Consider a scenario wherein instead of reading an entire article or research paper you could just read the most important statements, this is possible through text summarization, a widely used technique in NLP. Text summarization takes an input of a sequence of words aka the input article and returns an output of words aka the summary, making it an essential application of sequence-to-sequence models in NLP machine learning. Text summarization can be a useful case study in domains like financial research, question-answer bots, media monitoring, social media marketing, and so on. In this article, we would cover text summarization in detail, including its techniques and applications in NLP and text analytics.
This article was published as a part of the Data Science Blogathon.
In school, most of us had to understand and convert long text articles into their succinct summaries, the technique we used then was to grasp the underlying idea of the text and reproduce the summary that would cover all the important points. This is similar to the idea of abstractive text summarization, wherein the machine learning model would output the main idea of the input text using similar words but not exact sentences from the input.

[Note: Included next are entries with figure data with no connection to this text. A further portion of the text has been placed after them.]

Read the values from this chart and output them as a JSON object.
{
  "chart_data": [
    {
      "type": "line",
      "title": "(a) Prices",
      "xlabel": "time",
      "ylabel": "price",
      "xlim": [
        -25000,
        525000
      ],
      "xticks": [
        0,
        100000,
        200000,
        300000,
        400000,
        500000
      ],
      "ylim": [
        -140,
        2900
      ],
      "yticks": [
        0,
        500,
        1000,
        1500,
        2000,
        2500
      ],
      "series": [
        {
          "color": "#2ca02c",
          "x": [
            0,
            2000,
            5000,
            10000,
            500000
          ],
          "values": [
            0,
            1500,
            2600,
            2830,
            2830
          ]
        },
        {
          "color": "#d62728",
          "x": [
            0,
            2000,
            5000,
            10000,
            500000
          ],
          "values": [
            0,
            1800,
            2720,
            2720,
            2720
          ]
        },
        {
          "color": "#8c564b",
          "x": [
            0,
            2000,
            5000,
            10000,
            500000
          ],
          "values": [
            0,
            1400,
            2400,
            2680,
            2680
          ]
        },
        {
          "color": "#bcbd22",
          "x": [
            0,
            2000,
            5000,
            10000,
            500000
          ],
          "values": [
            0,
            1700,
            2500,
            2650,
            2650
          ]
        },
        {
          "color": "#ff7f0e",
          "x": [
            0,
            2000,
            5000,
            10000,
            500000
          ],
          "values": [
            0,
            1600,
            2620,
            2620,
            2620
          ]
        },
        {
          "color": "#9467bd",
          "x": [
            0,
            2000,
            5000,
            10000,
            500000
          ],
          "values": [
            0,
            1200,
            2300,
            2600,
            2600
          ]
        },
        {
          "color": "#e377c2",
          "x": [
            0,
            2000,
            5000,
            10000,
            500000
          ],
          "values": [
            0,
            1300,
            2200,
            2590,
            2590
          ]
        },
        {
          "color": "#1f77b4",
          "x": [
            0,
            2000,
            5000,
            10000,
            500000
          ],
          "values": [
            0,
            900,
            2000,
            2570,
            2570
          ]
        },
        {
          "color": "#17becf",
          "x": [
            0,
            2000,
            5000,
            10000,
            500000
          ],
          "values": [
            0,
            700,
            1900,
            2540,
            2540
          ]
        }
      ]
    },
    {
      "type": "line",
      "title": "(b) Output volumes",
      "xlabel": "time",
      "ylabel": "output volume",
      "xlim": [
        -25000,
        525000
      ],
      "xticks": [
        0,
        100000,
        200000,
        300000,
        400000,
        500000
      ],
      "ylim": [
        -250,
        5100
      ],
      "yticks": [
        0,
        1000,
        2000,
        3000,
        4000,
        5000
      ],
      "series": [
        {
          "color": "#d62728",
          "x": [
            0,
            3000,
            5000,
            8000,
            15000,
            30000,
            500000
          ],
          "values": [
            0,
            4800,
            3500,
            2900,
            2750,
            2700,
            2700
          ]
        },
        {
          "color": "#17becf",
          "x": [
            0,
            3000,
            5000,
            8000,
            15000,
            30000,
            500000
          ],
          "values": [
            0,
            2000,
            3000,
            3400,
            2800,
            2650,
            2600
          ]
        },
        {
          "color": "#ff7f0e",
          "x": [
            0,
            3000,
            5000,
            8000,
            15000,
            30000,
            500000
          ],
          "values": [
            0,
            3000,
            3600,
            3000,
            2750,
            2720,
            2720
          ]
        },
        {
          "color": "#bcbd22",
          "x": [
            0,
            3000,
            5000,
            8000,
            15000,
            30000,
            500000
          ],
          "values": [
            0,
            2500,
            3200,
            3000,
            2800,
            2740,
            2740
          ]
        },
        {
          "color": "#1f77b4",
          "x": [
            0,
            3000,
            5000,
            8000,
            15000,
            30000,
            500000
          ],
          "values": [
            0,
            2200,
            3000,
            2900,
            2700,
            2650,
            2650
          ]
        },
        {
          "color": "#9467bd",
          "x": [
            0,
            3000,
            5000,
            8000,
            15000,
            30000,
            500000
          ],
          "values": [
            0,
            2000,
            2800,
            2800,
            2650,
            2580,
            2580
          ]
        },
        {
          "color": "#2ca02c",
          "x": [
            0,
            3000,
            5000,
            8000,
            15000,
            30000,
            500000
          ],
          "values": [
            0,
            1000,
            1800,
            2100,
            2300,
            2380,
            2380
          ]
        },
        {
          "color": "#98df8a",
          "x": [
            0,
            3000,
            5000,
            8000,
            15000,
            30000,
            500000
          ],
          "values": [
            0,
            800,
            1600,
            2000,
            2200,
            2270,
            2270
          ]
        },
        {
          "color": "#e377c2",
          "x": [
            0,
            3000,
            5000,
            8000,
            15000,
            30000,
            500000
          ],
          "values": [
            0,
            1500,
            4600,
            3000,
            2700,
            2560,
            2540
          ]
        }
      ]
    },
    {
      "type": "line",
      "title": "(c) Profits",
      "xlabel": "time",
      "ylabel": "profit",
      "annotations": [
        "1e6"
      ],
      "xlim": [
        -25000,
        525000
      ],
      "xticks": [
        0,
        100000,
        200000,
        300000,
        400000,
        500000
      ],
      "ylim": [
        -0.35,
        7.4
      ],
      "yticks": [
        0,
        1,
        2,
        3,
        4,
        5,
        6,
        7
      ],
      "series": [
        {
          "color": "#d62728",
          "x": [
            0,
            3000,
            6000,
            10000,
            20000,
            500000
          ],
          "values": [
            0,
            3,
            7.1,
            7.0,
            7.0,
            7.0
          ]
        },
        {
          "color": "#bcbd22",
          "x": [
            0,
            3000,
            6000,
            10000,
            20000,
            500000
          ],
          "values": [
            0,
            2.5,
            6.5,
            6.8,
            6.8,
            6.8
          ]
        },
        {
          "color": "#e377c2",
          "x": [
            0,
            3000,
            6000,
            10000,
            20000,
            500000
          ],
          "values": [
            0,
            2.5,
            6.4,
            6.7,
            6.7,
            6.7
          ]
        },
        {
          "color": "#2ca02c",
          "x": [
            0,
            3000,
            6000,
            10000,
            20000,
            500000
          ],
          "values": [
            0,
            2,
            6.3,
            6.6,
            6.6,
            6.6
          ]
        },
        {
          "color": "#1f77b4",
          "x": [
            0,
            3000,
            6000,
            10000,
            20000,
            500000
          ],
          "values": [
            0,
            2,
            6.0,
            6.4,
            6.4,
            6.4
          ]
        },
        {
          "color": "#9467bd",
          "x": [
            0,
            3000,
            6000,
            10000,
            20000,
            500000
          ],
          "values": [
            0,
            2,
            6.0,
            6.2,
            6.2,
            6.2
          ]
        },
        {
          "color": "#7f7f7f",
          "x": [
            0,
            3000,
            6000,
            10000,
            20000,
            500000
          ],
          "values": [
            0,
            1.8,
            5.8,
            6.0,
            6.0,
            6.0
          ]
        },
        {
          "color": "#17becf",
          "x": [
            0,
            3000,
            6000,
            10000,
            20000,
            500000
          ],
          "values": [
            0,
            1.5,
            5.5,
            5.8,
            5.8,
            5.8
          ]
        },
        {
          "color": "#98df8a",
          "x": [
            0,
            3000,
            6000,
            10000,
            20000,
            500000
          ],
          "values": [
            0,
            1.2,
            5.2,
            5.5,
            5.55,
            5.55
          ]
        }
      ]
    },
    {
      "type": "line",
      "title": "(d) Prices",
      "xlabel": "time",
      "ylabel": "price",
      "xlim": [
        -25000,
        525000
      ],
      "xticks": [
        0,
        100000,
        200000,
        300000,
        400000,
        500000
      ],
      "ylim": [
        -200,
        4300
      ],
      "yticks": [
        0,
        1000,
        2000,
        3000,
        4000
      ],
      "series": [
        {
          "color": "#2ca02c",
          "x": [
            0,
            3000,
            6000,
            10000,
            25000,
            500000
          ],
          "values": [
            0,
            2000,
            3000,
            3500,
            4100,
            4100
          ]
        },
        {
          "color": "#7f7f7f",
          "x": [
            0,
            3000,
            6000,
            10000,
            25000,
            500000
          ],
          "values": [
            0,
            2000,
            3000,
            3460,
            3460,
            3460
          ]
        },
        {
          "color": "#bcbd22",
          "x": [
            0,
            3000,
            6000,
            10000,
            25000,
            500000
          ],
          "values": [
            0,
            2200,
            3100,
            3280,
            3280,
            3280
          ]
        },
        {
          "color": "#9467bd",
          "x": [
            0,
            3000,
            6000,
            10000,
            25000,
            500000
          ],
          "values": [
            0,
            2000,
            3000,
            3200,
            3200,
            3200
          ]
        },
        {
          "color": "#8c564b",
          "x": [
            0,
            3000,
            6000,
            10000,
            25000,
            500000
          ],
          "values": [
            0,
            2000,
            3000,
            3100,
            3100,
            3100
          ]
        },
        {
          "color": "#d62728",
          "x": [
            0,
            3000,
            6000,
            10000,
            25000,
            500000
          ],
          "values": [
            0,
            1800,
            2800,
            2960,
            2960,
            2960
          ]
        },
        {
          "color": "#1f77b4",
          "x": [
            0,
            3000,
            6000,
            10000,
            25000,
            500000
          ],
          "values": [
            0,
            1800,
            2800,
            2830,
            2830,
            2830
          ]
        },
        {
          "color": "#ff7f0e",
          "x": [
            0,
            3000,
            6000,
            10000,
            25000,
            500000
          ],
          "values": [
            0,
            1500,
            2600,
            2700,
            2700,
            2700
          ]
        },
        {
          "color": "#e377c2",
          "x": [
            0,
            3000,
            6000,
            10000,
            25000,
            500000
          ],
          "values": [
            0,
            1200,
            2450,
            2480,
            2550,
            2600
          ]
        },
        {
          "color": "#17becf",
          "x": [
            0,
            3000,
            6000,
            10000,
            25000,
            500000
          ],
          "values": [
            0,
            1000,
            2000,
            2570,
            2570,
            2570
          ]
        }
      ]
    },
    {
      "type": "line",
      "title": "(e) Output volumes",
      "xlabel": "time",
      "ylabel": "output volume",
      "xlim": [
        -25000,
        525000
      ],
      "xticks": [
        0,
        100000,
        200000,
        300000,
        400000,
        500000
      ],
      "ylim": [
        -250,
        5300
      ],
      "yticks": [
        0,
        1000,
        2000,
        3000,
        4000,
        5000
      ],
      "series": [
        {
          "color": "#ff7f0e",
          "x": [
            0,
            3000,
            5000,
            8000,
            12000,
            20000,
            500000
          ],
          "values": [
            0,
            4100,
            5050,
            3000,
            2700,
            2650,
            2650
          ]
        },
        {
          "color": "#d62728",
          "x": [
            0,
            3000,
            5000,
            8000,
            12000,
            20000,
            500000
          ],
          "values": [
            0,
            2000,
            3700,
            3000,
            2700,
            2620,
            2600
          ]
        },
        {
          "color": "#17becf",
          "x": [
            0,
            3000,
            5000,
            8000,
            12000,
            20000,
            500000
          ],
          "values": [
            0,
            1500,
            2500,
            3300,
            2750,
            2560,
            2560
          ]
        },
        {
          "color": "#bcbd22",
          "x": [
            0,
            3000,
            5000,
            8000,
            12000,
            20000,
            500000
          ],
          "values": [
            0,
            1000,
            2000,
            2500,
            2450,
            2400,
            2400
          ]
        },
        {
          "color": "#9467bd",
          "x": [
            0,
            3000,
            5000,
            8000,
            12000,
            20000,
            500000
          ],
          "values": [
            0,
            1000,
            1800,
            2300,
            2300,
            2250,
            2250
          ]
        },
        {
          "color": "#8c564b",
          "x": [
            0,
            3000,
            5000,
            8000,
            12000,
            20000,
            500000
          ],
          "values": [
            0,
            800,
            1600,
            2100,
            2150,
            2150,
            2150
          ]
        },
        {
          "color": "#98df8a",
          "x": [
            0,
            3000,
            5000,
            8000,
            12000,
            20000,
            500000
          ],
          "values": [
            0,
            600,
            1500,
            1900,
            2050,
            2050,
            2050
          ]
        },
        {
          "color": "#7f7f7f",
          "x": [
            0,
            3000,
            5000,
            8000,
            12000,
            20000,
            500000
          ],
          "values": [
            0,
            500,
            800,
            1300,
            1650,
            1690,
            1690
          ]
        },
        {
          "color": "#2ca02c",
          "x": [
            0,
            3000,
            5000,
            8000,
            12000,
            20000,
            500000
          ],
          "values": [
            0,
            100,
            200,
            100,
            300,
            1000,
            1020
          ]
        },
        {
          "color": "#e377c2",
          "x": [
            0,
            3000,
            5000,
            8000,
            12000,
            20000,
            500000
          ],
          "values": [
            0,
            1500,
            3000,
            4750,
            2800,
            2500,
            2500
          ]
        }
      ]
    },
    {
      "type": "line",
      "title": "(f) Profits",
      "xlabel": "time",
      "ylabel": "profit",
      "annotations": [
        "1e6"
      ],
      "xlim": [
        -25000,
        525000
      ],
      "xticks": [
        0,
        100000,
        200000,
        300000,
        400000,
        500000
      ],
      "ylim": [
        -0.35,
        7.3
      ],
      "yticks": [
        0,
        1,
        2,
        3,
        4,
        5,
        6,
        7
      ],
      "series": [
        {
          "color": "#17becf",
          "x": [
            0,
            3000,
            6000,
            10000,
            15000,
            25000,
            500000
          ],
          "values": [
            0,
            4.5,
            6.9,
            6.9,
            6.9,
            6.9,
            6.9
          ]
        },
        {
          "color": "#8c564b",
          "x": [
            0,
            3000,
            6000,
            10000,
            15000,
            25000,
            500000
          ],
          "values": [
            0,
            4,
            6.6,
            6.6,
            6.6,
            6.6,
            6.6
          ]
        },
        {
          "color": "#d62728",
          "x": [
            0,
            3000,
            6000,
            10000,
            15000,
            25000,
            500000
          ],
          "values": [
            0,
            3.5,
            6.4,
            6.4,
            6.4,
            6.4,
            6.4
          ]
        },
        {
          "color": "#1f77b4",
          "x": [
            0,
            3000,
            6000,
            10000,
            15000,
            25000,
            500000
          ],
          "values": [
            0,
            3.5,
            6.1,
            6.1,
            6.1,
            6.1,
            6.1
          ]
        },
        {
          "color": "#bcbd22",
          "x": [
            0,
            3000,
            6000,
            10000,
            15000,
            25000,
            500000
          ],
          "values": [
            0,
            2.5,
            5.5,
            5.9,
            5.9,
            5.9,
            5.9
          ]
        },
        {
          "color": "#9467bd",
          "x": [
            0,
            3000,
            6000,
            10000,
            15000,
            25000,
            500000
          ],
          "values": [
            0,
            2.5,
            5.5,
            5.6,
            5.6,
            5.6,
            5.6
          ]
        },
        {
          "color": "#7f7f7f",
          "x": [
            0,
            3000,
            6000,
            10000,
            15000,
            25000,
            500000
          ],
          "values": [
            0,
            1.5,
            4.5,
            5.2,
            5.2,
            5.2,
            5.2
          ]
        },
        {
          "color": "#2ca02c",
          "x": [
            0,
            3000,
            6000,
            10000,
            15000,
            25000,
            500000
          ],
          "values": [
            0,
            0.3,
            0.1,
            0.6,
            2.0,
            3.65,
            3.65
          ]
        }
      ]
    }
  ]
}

The second type of summarization is extractive summarization in which the model output can be considered a subset of the input text which conveys the main idea of the input article, making it an important application of text summarization in NLP. A personal analogy that I would like to share is, you can consider extractive summarization as highlighting important points of a reference paper that you are trying to understand. Extractive summarization is a commonly used approach in text summarization NLP techniques, which aims to extract and present the most relevant information from the original text while preserving its meaning.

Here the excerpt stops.